Nach Angaben der Verwaltung wurden bisher aus dem Fördertopf 4,2 Millionen Euro bewilligt, 2,1 Millionen sind für Bauvorhaben reserviert. Insgesamt würden 60 neue Wohnungen damit gefördert. Das Kommunale Förderbudget der Jahre 2011 bis 2014 sei dagegen voll ausgeschöpft und 684 Wohnungen daraus gefördert worden. Ein großer Teil sei im Bau wie im Schneewittchenweg, in der Ratzeburger Allee, in der Stettiner Straße oder im Hertzweg. Warum bleibt das neue Geld liegen? Wirtschafts- und Sozialsenator Schindler im Sozialausschuss: „Geschosswohnungsbau ist heute erst ab einer Miete von 8,50 Euro pro Quadratmeter wirtschaftlich.“ Selbst eine zusätzliche Landesförderung von 250 Euro pro Quadratmeter Baukosten locke die Wohnungsbaugesellschaften nicht hinter dem Ofen hervor.
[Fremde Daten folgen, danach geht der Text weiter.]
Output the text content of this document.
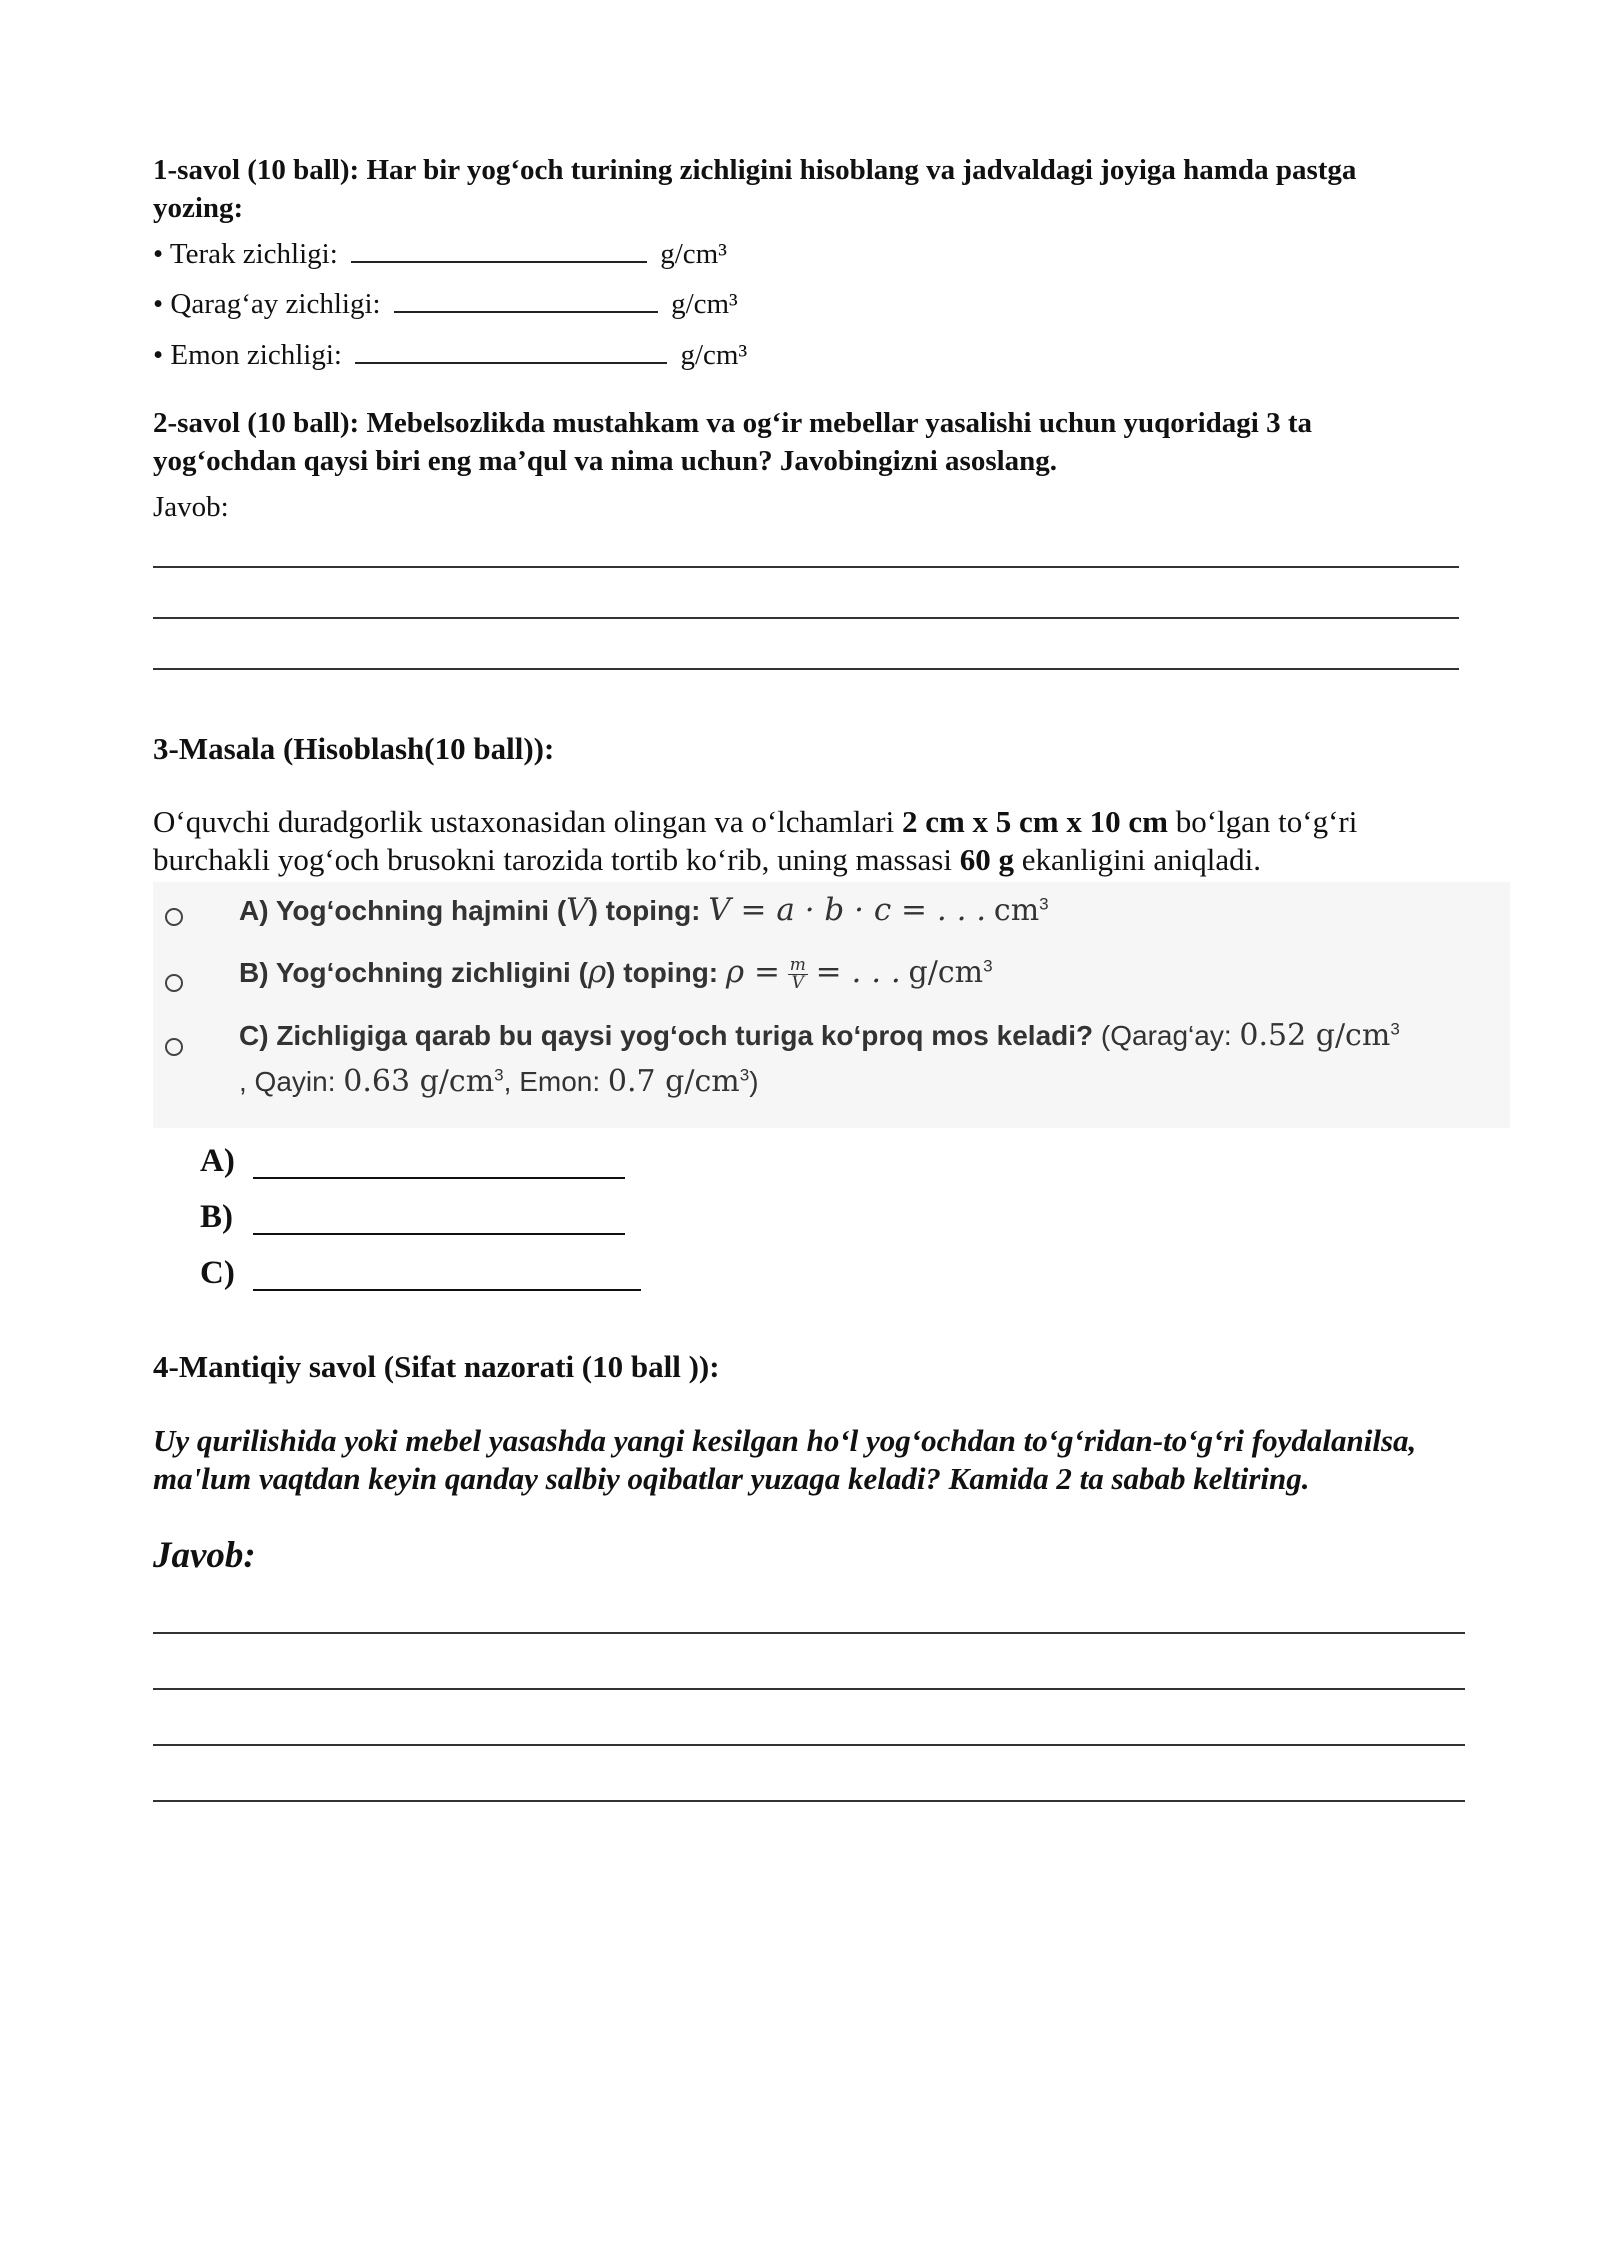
1-savol (10 ball): Har bir yog‘och turining zichligini hisoblang va jadvaldagi joyiga hamda pastga
yozing:
• Terak zichligi:	g/cm³
• Qarag‘ay zichligi:	g/cm³
• Emon zichligi:	g/cm³
2-savol (10 ball): Mebelsozlikda mustahkam va og‘ir mebellar yasalishi uchun yuqoridagi 3 ta
yog‘ochdan qaysi biri eng ma’qul va nima uchun? Javobingizni asoslang.
Javob:
3-Masala (Hisoblash(10 ball)):
O‘quvchi duradgorlik ustaxonasidan olingan va o‘lchamlari 2 cm x 5 cm x 10 cm bo‘lgan to‘g‘ri
burchakli yog‘och brusokni tarozida tortib ko‘rib, uning massasi 60 g ekanligini aniqladi.
A) Yog‘ochning hajmini (V) toping: V = a · b · c = . . . $cm^3$
B) Yog‘ochning zichligini (ρ) toping: $\rho = \frac{m}{V}$ = . . . $g/cm^3$
C) Zichligiga qarab bu qaysi yog‘och turiga ko‘proq mos keladi? (Qarag‘ay: 0.52 $g/cm^3$
, Qayin: 0.63 $g/cm^3$, Emon: 0.7 $g/cm^3$)
A)
B)
C)
4-Mantiqiy savol (Sifat nazorati (10 ball )):
Uy qurilishida yoki mebel yasashda yangi kesilgan ho‘l yog‘ochdan to‘g‘ridan-to‘g‘ri foydalanilsa,
ma'lum vaqtdan keyin qanday salbiy oqibatlar yuzaga keladi? Kamida 2 ta sabab keltiring.
Javob:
Schindler regte im Sozialausschuss an, die städtische Verbilligungsrichtlinie noch attraktiver zu gestalten. Der Preisnachlass für ein Grundstück sei derzeit bei 40 Prozent des Verkehrswertes gedeckelt. „Mit Zustimmung der Politik und der Kieler Kommunalaufsicht könnten wir darunter gehen“, schlug der Senator vor. Die Verbilligungsrichtlinie soll vor allem den Bau von Sozialwohnungen ankurbeln. 110 bis 120 solcher Einheiten seien geplant, erklärte die Verwaltung. Aktuell gehen mehr geförderte Wohnungen aus der Mietpreisbindung als neue gebaut werden. 2017 sind 156 Einheiten aus der Bindung gefallen und 23 fertiggestellt worden. Wie angespannt der Wohnungsmarkt sei, zeige auch das Angebot, das bei der städtischen Wohnungsvermittlung eingeht. 2015 wurden der Vermittlung noch 349 freie Wohnungen gemeldet, im vergangenen Jahr nur noch 226. Die Zahl der Lübecker, die mit Hilfe der Stadt eine Bleibe suchen, beträgt rund 1100. Fast 57 Prozent sind Ein-Personen-Haushalte, etwas mehr als 17 Prozent sind große Familien. Große Probleme hätten Frauen, die mit ihren Kindern in Frauenhäusern Zuflucht gesucht hätten, sagte Matthias Wulf vom Bereich Soziale Sicherung. „Diese Menschen finden auf dem Markt keine Wohnungen.“ Wulf kündigte ein neues Landesprojekt mit dem Titel „Frauen-Wohnen“ an. Das Land schafft vier Koordinierungsstellen, eine davon in Lübeck. Dort soll den Frauen bei der Wohnungssuche tatkräftig geholfen werden.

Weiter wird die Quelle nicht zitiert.